Is it ok to deprecate OMP?
You tell us Here’s some info:
Opam packages
All packages on opam have moved to Ppxlib now. There’s only a hand-full of packages that formally still depend on OMP, but all of that seems to be formal left-overs in the opam files, a left-over test dependency or similar. I’ve opened issues on those packages, mentioning the potential upcoming deprecation of OMP, and nobody has complained.
Distribution packages
There are still a few distributions that keep on packaging OMP on their distribution, e.g. there’s OMP on Debian, OMP on Fedora and OMP on Arch. However, the reason for that seems merely historical (with unquestioned inertia): There are no reverse dependencies on Debian or Fedora. On Arch, there are a few reverse dependencies, none of them still being relevant in the present. I’ll reach out to the three respective package managers. If anyone has any info or relevant context about this, please share it!
Users/community
And this is where we’re asking for feedback. Does it sound good to everyone to deprecate OMP? We do have the strong impression that pretty much everyone has moved to Ppxlib, but if you think we’re missing something important, please let us know (or, just use this opportunity to say something nice about OMP ).

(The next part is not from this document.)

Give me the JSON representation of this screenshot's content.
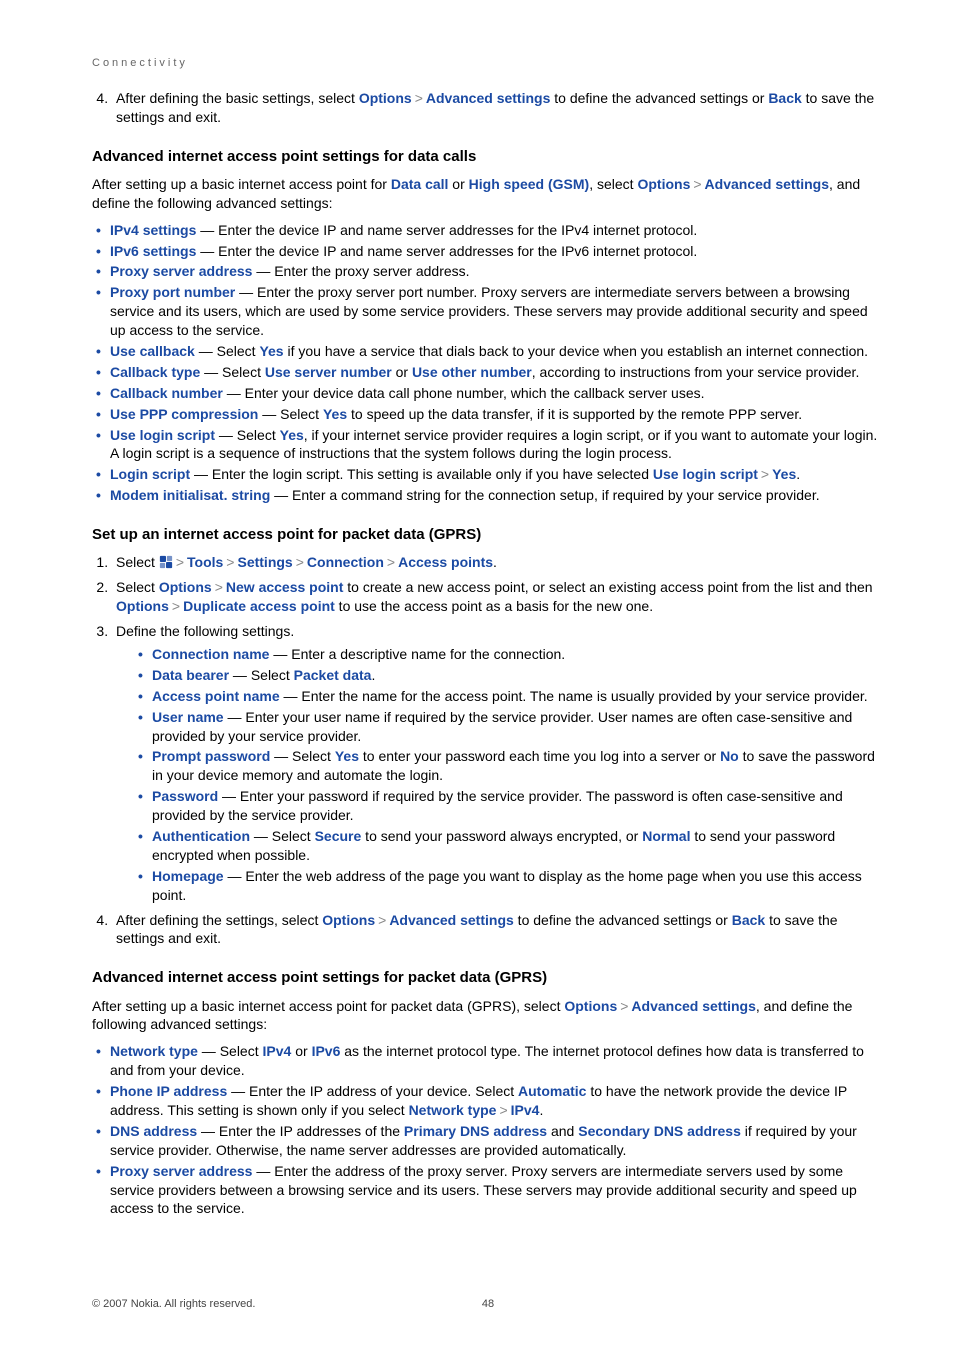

Original author and current maintainer
Obviously, the current maintainer/“sustainer” (me) thinks it’s good to deprecate OMP finally. And the original author, @let-def, is behind it as well.
Btw, @let-def, thanks a lot for this crucial piece of OCaml software! It contains a lot of really good ideas, concepts, and implementation details! Even once deprecated, it will persist - partly quite literally inside Ppxlib in the form of the versioned parsetrees, the migrations, and parts of the driver.